Rubano in casa e portato via due pepite dal cofanetto ma erano due calcoli renali: ladri beffati a Pordenone

I ladri di appartamento non sono noti per essere schizzinosi e in genere arraffano tutto quello che trovano di valore per scappare via il più presto possibile ma la fretta è sempre cattiva consigliera. Lo hanno capito bene i malviventi che nei giorni scorsi hanno preso di mira un'abitazione di Pordenone dove hanno trovato e portato via due pepite che probabilmente credevano di valore ma che in realtà erano solo dei calcoli renali che il proprietario di casa aveva conservato.
A raccontare il singolare episodio è stata la stessa vittima del furto, il giornalista Giuseppe Ragogna, ex vicedirettore del Messaggero Veneto. Come ha spiegato lui stesso al giornale, i fatti si sono consumati tra il pomeriggio e la serata di domenica 15 febbraio, intorno alle 19, quando lui è uscito per una passeggiata nei dintorni come è solito fare.
I ladri forse sapevano i suoi spostamenti e hanno approfittato del momento per far irruzione nell'abitazione. Proprio il suo rientro poco dopo, però, probabilmente li ha costretti a una precipitosa fuga con il misero bottino che avevano intascato. Ragogna è stato costretto a chiamare prima i vigili del fuoco e poi la polizia perché si è ritrovato fuori casa con la porta bloccata dai malviventi.
Una volta aver avuto accesso all'abitazione, purtroppo gli è apparsa la brutta scena davanti alla quale si trovano tutte le vittime di furti in casa. Cassetti divelti, abiti sparpagliati e suppellettili gettati un po' ovunque. Nonostante la ricerca, però, i ladri non hanno trovato nulla di valore accontentandosi di quelle due pepite contenute in un cofanetto e che in realtà erano calcoli renali che erano appena stati fatti analizzare.

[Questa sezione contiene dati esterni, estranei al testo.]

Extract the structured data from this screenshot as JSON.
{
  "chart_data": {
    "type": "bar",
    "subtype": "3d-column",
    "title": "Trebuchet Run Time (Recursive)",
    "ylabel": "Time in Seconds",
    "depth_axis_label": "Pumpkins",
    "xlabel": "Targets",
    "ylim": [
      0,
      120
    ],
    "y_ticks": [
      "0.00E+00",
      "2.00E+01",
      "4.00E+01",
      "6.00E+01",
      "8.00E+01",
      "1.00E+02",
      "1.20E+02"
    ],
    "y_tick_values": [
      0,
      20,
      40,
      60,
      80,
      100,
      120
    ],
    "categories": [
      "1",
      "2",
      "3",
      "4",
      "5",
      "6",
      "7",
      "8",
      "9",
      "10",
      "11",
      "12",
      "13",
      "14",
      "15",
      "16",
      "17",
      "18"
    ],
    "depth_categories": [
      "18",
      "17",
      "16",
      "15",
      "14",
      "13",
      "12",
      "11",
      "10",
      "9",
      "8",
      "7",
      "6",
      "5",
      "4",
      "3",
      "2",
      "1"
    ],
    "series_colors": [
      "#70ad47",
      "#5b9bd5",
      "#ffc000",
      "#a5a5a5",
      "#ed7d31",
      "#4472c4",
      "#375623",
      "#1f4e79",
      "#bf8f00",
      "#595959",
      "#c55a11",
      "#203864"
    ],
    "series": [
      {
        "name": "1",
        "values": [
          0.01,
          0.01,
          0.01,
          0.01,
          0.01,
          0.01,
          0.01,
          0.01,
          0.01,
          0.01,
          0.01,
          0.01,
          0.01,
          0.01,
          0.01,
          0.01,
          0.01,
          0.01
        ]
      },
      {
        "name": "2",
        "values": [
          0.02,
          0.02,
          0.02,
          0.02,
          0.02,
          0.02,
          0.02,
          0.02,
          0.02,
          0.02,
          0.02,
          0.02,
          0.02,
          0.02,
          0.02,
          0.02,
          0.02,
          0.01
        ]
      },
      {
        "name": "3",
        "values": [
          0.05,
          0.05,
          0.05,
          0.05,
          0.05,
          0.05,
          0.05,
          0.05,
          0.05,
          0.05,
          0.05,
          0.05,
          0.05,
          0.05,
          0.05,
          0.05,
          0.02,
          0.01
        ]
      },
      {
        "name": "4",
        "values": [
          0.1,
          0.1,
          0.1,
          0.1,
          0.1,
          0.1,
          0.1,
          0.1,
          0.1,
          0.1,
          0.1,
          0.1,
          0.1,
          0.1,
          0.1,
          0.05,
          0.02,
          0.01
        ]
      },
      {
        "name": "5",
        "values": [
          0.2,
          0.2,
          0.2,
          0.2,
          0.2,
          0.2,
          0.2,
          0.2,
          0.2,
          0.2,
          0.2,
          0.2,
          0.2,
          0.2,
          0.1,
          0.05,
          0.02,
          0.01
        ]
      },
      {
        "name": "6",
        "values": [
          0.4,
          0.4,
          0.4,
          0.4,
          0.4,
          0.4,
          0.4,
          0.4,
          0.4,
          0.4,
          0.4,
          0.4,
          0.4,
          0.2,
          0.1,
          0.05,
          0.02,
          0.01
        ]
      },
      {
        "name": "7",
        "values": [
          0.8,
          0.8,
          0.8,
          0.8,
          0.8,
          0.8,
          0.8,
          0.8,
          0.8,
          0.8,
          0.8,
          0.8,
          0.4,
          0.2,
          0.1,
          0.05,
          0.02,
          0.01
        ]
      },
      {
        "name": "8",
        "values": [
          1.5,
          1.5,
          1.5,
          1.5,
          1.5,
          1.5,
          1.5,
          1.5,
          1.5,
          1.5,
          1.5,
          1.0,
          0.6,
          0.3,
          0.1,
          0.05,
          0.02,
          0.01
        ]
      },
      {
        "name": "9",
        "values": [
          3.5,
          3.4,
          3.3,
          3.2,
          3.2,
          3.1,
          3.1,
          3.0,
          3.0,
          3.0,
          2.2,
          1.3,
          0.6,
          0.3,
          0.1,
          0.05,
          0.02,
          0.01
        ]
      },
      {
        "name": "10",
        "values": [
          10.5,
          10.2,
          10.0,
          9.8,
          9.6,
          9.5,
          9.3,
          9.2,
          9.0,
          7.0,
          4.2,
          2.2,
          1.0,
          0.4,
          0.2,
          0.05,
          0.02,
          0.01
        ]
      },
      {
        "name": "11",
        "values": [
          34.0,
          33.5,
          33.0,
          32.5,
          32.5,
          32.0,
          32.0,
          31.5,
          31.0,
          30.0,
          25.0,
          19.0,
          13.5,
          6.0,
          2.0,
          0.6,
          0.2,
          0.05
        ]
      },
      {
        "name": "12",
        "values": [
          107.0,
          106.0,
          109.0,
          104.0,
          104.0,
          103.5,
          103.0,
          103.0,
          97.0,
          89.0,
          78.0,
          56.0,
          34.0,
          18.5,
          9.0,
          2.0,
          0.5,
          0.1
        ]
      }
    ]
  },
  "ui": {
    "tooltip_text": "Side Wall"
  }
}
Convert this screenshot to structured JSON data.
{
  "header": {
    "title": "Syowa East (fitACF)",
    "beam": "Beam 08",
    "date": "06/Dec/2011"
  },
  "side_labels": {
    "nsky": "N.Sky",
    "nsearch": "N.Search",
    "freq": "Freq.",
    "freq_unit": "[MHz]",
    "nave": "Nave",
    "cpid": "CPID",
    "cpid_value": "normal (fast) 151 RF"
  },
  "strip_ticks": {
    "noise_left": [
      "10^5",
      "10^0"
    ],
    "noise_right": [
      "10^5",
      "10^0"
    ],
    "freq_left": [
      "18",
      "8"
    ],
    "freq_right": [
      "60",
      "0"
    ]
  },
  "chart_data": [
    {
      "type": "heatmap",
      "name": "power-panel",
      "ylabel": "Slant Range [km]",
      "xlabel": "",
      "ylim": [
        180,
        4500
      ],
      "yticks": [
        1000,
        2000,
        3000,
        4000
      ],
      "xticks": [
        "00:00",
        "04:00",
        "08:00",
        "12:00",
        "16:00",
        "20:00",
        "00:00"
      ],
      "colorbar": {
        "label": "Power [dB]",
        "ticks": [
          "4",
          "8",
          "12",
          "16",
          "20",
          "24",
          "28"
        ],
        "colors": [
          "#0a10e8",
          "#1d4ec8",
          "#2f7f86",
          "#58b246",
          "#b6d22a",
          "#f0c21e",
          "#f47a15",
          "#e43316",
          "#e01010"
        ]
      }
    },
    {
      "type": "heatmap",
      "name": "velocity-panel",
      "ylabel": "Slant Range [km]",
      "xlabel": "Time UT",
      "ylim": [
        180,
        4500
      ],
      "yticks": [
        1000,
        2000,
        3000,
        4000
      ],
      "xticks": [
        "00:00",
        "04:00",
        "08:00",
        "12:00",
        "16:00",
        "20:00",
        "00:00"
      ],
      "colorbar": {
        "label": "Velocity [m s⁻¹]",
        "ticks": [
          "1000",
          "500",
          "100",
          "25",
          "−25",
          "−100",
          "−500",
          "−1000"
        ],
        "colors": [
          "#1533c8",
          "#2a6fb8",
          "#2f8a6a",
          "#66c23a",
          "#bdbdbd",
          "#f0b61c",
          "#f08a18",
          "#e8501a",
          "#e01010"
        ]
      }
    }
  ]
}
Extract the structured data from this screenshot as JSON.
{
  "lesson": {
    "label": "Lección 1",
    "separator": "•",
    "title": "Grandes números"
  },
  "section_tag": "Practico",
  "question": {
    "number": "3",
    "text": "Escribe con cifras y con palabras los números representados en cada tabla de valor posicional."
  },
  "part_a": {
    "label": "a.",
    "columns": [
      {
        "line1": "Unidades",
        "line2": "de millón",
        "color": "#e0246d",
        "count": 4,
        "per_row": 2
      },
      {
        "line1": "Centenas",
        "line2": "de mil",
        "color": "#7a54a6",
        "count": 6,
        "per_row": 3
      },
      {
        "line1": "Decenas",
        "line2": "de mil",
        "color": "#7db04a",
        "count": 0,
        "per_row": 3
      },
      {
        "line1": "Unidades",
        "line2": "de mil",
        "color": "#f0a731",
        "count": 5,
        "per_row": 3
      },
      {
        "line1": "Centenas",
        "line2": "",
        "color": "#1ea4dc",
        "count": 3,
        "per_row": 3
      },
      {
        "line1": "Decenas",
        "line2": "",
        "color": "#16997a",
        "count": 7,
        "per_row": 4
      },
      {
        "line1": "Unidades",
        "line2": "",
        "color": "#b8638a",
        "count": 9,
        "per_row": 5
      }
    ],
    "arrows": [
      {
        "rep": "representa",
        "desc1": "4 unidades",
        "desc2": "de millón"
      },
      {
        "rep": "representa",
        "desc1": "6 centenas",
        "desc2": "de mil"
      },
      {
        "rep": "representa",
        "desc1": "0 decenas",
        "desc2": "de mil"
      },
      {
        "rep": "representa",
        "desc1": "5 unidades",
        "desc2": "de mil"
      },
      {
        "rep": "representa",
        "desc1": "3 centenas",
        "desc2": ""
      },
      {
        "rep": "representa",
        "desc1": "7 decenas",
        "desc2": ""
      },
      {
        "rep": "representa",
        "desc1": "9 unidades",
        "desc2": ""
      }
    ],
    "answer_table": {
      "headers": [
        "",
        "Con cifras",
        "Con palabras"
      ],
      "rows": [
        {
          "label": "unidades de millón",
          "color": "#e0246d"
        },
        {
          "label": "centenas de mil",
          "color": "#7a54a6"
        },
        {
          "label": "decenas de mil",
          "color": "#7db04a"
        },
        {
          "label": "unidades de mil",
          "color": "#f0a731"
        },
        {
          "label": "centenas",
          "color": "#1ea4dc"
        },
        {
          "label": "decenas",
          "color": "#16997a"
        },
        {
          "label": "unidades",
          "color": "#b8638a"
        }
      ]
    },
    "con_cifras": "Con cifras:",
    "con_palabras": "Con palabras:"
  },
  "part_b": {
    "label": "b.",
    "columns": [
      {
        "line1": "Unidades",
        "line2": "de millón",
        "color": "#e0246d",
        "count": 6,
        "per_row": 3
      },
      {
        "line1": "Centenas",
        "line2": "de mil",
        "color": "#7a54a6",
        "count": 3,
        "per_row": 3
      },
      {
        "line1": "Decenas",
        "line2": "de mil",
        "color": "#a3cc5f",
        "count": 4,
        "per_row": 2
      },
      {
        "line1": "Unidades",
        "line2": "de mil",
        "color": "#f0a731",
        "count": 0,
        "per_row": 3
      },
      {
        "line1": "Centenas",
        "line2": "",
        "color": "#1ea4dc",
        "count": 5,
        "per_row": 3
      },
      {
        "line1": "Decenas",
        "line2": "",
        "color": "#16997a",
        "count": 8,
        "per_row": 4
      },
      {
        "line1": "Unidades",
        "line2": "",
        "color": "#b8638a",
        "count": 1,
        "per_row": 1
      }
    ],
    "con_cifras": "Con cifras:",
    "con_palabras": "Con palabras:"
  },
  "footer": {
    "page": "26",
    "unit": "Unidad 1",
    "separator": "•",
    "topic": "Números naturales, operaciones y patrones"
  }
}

"Per fortuna non hanno preso il computer portatile, perché all’interno c’erano articoli e scritti che devo consegnare. In casa c’erano anche il passaporto e il visto ma non hanno preso nulla" ha raccontato la vittima del furto, spiegando: "Conservavo in una scatolina i calcoli renali che avevo appena fatto analizzare. Devono aver pensato che avessero un qualche valore".